Whenever I read this account of the Resurrection, to which we listened at this morning’s Mass, what catches my attention is the fact that Jesus comes to his disciples who are behind locked doors – they are frightened and full of fear – perhaps feeling hurt, let down and isolated – too afraid to reach out to anyone or to let anyone reach them. But into their pain, without any invitation, Jesus appears, shows Himself, reveals Himself, bestows His peace, breathes on them His Spirit and gives them a mission.

In all the Resurrection stories one perceives that Jesus is present to His disciples – though He remains unrecognised until He chooses the moment to reveal Himself and then He vanishes again! – we think of Mary Magdalen, the two disciples on the road to Emmaus; the group on the shore of Tiberius. So too in our own lives – our faith assures us that the Risen Jesus is with His Church and with each of us individually and collectively but we only get glimpses of His Presence – and often we are called to walk in darkness. Often too we are too frightened to invite Him in – just in case He might upset our plans! Or ask too much of us!

In his homily at the beatification this morning Pope Benedict reminded us of Blessed Pope John Paul II’s invitation at his inaugural homily in 1978 when he said:
“Do not be afraid to welcome Christ and accept his power. Do not be afraid. Open wide the doors for Christ. To his saving power open the boundaries of States, economic and political systems, cultures and civilisations.”

At the same inaugural homily he prayed the following “humble and trusting” prayer for himself:
“Christ make me become and remain the servant of your unique power, the servant of your sweet power, the servant of your power that knows no eventide.”

No doubt the sweet and gentle power of Christ is His merciful love which is offered to each of us without reserve but He waits for our acceptance.

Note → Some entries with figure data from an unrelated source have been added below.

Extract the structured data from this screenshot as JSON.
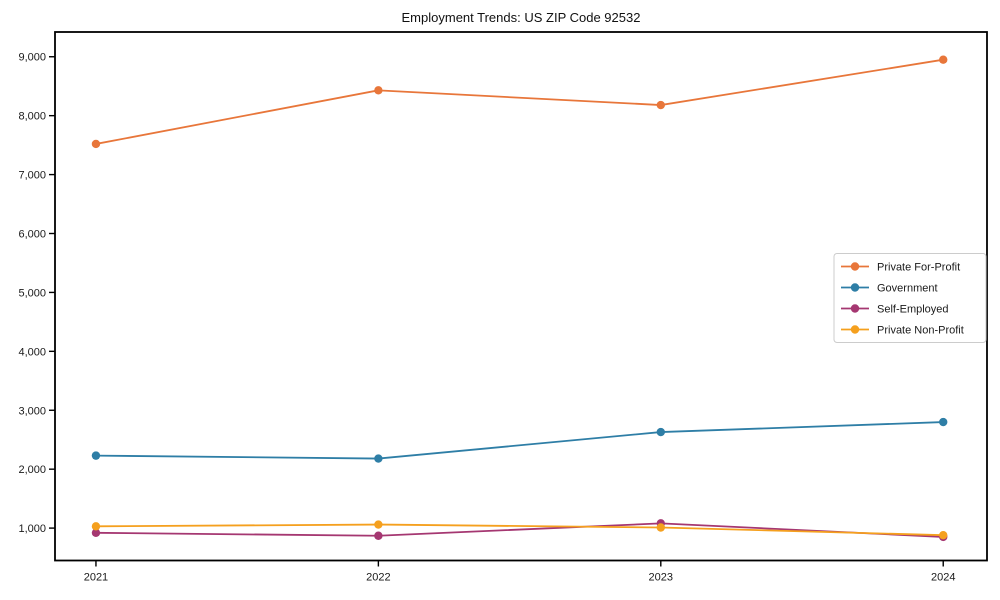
{
  "chart_data": {
    "type": "line",
    "title": "Employment Trends: US ZIP Code 92532",
    "x": [
      2021,
      2022,
      2023,
      2024
    ],
    "xtick_labels": [
      "2021",
      "2022",
      "2023",
      "2024"
    ],
    "yticks": [
      1000,
      2000,
      3000,
      4000,
      5000,
      6000,
      7000,
      8000,
      9000
    ],
    "ytick_labels": [
      "1,000",
      "2,000",
      "3,000",
      "4,000",
      "5,000",
      "6,000",
      "7,000",
      "8,000",
      "9,000"
    ],
    "xlim": [
      2020.855,
      2024.155
    ],
    "ylim": [
      450,
      9420
    ],
    "grid": false,
    "legend_position": "center-right",
    "marker": "circle",
    "series": [
      {
        "name": "Private For-Profit",
        "color": "#E8763A",
        "values": [
          7520,
          8430,
          8180,
          8950
        ]
      },
      {
        "name": "Government",
        "color": "#2E7EA6",
        "values": [
          2230,
          2180,
          2630,
          2800
        ]
      },
      {
        "name": "Self-Employed",
        "color": "#A53771",
        "values": [
          920,
          870,
          1080,
          850
        ]
      },
      {
        "name": "Private Non-Profit",
        "color": "#F5A01E",
        "values": [
          1030,
          1060,
          1010,
          880
        ]
      }
    ],
    "xlabel": "",
    "ylabel": "",
    "axis_color": "#000000",
    "tick_label_color": "#1a1a1a",
    "legend_border_color": "#cccccc",
    "background_color": "#ffffff"
  }
}
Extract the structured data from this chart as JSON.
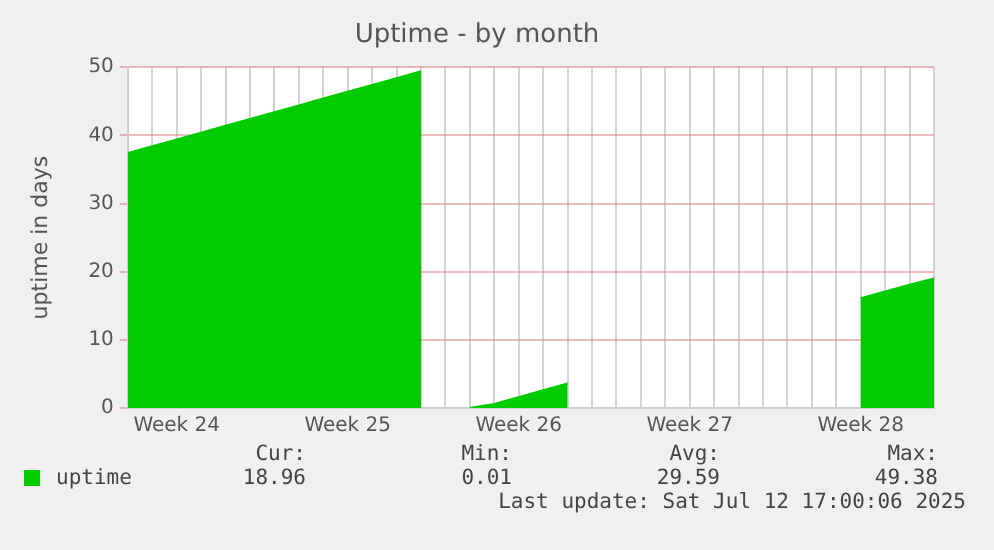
{
  "chart_data": {
    "type": "area",
    "title": "Uptime - by month",
    "ylabel": "uptime in days",
    "categories": [
      null,
      null,
      "Week 24",
      null,
      null,
      null,
      null,
      null,
      null,
      "Week 25",
      null,
      null,
      null,
      null,
      null,
      null,
      "Week 26",
      null,
      null,
      null,
      null,
      null,
      null,
      "Week 27",
      null,
      null,
      null,
      null,
      null,
      null,
      "Week 28",
      null,
      null,
      null
    ],
    "series": [
      {
        "name": "uptime",
        "color": "#00cc00",
        "values": [
          37.4,
          38.4,
          39.4,
          40.4,
          41.4,
          42.4,
          43.4,
          44.4,
          45.4,
          46.4,
          47.4,
          48.4,
          49.4,
          null,
          0.0,
          0.6,
          1.6,
          2.6,
          3.6,
          null,
          null,
          null,
          null,
          null,
          null,
          null,
          null,
          null,
          null,
          null,
          16.1,
          17.1,
          18.1,
          19.0
        ]
      }
    ],
    "ylim": [
      0,
      50
    ],
    "yticks": [
      0,
      10,
      20,
      30,
      40,
      50
    ],
    "grid": true,
    "legend": "bottom left",
    "annotations": [
      "Cur:",
      "Min:",
      "Avg:",
      "Max:",
      "18.96",
      "0.01",
      "29.59",
      "49.38",
      "Last update: Sat Jul 12 17:00:06 2025"
    ]
  }
}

During the past two weeks since Palm Sunday we have been celebrating and reflecting on this great love and mercy. It is fitting that today Mercy Sunday should fall this year on the eve of our celebration of the feast of St Catherine (which had to be postponed until after the Easter Octave) who had such faith and trust in God’s mercy and who offered her life for the renewal of the Church. No doubt she is rejoicing in heaven at the beatification of Pope John Paul II – the second pope, in recent history, whose sanctity has been recognised.

Through the intercession of St Catherine and Blessed Pope John Paul II may the Lord be pleased to shower His mercy on our Church and our world and renew in each of us the grace of our Baptism that we may open the doors of our hearts and lives, without reserve, to Jesus who has loved us so much that He died for us and is now risen and walks with us and who lives and loves in and through us!